Pubdate: Fri, 09 May 2008
Source: North Bay Nugget (CN ON)
Copyright: 2008 North Bay Nugget
Author: Chris Buors


Letter writer Bill Taylor (Readers Views, Monday) would likely support
the army doing a house-by-house search for drugs given that is the
equivalent of locking down a school for a drug search. Worse, implying
that kids who experiment with pleasure drugs are somehow dirty is
repulsive to say the least.

Teen smoking has been going on for a couple of hundred years and no
one unleashed the dogs on school children over that deadly habit. But
that was when the state was our servant and not our moral master like
it is today.

Canadians could unleash a total state in the war on drugs. Or we could
repeal drug prohibition. Those who put their trust in a total state
have been disappointed many times in the past. I would sooner put my
faith in liberty and truth than a total state bent on moral
cleanliness.

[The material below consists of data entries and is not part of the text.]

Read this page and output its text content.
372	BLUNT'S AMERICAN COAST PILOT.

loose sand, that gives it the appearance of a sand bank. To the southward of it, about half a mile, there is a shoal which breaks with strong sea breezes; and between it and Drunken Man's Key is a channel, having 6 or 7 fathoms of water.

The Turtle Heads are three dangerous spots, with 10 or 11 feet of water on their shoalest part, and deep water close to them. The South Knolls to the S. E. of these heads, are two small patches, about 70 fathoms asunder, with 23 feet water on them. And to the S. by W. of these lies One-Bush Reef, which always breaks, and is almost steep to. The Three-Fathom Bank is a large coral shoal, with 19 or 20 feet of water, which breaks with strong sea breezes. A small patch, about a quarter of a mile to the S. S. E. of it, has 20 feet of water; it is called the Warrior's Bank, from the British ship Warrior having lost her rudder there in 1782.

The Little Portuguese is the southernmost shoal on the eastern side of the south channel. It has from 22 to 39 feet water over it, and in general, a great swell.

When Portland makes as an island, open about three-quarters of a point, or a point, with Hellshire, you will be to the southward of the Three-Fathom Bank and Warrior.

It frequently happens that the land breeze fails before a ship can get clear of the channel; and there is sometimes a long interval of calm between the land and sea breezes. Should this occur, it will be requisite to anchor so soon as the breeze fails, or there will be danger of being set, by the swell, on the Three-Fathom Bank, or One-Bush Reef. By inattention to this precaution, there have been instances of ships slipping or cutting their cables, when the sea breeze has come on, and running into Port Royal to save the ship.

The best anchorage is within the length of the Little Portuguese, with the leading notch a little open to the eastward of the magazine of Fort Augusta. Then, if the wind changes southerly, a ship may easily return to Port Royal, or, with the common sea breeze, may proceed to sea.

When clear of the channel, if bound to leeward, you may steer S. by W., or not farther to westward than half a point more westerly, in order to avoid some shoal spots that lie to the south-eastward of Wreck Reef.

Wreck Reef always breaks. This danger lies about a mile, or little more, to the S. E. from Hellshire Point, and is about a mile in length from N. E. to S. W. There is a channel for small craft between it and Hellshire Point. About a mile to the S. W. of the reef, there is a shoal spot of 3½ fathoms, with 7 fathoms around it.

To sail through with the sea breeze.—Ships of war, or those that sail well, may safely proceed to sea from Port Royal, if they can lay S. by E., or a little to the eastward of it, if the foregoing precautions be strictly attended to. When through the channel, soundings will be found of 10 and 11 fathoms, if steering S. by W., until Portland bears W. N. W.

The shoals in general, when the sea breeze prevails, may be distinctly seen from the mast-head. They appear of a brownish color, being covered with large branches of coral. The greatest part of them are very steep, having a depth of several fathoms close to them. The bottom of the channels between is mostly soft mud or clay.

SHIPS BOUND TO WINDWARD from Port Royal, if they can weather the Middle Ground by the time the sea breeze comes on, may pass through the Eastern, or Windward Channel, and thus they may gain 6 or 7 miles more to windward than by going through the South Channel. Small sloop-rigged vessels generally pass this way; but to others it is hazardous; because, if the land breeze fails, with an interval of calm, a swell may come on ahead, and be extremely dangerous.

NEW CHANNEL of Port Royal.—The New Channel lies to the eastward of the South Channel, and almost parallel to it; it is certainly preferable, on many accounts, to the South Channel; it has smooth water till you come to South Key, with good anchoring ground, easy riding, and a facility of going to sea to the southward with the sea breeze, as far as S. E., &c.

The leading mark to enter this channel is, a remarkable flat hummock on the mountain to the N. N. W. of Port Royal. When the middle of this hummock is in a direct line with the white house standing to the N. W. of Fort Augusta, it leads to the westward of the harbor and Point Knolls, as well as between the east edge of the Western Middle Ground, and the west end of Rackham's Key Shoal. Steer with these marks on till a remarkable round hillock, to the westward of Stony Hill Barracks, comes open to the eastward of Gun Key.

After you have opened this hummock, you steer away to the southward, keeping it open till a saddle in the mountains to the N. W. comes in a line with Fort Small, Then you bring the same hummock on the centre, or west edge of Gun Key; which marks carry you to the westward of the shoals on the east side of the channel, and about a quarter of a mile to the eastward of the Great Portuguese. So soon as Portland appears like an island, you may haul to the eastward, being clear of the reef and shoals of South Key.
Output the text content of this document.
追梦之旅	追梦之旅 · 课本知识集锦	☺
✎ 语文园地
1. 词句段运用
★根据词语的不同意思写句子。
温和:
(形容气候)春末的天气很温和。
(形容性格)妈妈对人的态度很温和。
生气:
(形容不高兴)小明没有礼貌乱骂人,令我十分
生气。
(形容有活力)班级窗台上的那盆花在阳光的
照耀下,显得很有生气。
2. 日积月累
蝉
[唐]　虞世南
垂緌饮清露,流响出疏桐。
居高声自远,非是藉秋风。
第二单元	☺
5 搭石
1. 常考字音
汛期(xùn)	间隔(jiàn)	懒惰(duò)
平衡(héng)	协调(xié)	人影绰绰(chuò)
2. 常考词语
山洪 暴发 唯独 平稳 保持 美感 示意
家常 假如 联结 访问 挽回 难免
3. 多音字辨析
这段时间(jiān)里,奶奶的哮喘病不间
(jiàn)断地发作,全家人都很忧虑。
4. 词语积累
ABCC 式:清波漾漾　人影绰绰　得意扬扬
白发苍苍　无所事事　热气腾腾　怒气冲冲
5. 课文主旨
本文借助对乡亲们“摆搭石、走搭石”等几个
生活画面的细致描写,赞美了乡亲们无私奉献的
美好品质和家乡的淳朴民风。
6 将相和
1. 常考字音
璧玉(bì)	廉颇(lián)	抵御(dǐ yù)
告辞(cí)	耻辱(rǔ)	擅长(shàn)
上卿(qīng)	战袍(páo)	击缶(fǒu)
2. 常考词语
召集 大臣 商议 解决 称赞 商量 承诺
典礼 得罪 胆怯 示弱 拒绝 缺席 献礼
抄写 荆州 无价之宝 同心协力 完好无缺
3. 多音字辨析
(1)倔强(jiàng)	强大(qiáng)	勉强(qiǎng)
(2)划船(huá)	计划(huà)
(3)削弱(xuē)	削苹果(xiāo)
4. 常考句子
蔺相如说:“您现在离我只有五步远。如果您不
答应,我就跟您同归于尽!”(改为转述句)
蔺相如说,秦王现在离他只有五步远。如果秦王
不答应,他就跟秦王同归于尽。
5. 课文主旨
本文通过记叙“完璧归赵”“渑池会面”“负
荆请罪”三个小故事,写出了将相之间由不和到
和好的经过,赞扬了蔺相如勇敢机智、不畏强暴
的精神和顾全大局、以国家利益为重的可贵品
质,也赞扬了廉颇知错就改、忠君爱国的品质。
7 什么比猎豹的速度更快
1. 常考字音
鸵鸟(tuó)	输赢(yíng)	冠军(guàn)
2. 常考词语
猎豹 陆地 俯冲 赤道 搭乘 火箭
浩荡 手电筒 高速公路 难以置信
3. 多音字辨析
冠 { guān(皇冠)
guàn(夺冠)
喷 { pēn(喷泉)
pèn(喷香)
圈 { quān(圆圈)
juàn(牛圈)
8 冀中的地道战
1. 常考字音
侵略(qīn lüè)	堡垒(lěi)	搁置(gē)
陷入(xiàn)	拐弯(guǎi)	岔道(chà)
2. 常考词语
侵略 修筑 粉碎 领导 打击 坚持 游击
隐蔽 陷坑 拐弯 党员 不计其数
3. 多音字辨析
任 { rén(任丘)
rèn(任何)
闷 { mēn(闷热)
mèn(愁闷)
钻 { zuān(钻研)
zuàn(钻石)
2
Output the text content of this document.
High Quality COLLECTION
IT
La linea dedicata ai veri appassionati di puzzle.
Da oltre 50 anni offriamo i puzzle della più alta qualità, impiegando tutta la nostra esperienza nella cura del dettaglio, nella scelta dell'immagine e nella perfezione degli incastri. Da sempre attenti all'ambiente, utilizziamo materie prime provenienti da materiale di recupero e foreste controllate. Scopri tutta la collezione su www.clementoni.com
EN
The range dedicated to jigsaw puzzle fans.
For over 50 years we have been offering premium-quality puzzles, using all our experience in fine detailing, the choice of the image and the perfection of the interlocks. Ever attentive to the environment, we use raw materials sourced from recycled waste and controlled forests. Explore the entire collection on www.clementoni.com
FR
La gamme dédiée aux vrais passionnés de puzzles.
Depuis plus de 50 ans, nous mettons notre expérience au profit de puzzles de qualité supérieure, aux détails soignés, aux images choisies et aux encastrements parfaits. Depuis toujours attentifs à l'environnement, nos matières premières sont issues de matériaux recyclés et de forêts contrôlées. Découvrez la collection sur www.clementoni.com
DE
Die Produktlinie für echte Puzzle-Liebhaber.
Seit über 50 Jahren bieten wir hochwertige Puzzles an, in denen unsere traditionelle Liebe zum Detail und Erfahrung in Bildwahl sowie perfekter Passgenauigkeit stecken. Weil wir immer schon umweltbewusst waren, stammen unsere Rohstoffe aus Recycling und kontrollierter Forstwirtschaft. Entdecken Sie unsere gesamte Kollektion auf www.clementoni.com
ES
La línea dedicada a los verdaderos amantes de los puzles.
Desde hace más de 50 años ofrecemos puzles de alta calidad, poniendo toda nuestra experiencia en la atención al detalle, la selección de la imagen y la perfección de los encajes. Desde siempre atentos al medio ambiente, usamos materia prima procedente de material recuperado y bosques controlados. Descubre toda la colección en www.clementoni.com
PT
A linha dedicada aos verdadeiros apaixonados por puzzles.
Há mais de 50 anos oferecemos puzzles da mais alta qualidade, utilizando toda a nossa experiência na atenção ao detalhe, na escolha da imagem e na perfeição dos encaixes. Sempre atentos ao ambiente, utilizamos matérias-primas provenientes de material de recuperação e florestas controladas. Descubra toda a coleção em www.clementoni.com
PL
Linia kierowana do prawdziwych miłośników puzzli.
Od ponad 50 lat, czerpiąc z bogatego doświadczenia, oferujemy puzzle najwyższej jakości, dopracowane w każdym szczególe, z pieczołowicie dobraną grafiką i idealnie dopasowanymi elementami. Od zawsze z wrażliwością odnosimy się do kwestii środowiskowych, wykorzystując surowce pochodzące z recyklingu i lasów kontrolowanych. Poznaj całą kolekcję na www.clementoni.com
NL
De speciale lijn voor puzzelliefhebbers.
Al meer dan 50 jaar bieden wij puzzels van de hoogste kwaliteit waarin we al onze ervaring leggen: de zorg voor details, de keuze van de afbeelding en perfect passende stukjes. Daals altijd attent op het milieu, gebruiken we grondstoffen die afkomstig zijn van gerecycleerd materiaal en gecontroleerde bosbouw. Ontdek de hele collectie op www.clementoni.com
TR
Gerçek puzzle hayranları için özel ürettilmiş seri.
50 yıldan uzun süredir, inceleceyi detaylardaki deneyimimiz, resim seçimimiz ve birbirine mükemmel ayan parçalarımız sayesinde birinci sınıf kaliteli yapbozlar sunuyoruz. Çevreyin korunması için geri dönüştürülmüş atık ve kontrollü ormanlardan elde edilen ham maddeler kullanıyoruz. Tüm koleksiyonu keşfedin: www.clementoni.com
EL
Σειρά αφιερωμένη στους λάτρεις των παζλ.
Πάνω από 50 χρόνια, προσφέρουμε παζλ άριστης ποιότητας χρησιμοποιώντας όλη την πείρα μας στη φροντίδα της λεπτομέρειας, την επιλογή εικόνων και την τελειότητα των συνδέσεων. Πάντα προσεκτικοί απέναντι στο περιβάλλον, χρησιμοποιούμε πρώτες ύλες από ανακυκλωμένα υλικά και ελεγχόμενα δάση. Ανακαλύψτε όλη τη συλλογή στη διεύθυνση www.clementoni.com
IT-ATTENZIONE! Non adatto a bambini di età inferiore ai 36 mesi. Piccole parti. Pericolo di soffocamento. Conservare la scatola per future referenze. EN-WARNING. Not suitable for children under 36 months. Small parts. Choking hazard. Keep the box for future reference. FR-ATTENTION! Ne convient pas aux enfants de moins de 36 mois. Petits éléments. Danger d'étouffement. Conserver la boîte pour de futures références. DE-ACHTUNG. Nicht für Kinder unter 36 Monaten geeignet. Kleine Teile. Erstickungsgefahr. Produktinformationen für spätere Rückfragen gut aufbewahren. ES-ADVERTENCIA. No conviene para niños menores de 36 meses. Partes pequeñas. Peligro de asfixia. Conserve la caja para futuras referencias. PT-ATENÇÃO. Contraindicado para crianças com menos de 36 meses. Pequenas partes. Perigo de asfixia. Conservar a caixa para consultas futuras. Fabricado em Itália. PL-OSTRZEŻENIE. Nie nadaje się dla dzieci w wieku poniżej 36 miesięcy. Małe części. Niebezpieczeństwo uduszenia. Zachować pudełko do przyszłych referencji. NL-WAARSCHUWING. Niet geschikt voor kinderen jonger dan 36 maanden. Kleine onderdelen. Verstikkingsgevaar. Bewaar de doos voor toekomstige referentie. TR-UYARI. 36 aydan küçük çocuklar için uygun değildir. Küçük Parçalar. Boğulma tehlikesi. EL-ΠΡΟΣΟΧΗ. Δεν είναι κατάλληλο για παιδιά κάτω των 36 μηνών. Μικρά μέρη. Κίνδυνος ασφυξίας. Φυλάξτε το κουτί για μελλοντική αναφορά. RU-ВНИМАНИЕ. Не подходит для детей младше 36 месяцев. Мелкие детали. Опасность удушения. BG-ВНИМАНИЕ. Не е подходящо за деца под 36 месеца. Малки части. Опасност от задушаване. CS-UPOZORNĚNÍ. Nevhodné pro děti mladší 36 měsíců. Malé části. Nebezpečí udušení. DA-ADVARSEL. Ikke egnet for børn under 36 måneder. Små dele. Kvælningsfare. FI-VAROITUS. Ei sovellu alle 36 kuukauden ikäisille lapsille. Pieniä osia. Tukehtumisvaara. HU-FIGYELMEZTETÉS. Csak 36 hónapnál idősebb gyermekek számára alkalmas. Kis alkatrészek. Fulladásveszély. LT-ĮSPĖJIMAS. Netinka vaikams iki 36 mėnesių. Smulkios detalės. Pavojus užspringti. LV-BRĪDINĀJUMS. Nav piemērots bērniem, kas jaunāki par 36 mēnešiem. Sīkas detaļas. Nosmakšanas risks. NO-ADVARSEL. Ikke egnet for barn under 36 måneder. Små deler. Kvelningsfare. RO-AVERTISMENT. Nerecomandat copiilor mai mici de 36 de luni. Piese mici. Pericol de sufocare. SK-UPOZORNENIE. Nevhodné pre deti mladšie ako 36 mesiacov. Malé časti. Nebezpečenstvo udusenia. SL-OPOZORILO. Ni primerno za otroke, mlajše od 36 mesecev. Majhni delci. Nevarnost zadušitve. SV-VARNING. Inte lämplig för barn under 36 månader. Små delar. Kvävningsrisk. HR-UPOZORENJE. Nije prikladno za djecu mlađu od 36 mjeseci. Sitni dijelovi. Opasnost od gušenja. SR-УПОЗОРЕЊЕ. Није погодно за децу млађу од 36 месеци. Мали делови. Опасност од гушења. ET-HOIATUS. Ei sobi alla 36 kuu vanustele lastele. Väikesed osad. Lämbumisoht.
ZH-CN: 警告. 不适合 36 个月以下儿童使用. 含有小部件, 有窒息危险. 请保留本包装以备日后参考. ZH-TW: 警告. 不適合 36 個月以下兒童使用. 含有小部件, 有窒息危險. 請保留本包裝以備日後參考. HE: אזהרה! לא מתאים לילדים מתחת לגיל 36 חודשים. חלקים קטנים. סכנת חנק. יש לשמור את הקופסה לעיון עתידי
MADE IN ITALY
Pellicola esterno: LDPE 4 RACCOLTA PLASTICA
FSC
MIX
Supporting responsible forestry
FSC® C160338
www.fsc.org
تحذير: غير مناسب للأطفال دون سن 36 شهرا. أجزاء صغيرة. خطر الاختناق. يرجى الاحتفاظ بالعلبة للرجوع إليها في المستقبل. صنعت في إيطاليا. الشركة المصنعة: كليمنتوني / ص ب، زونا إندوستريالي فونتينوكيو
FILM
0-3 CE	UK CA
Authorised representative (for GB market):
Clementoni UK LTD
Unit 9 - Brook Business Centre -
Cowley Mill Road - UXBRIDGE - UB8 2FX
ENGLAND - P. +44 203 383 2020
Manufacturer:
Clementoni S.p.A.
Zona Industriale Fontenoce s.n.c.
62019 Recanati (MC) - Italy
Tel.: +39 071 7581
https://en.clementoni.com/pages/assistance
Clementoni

The Christian Crusades, The Spanish Inquisition and Nazi
Germany were all scapegoat persecutions that enjoyed the powers of a
total state in accomplishing their goals. The drug war will belong to
the same category; a vast drama of scapegoat persecution that enjoyed
strong public support in the name of moral righteousness.

Bill Taylor gives us an insight into why scapegoat persecutions of the
past raged on. One can never be too secure from whatever perceived
threats. Yes the vice of drug taking will go on, but, in a free
country, you have to be prepared to live with the vices of others lest
your own vices don't become criminalized too. Those who seek to abuse
the law as a shortcut to the 1,000 year sin-free existence that is
said will bring about the Second Coming have not rested for 2,000
years and are unlikely to ever rest. It is for that reason that Thomas
Jefferson told us that the price we must pay for liberty is eternal
vigilance against such pious moralizations.

We are supposed to have a separation of church and state in Canada.
Sending the police in to do the work of the clergy was a mistake in
the first place. Drug taking is a personal responsibility that is none
of the neighbours' business, just like it is none of your business if
the neighbour has a drink when he pleases.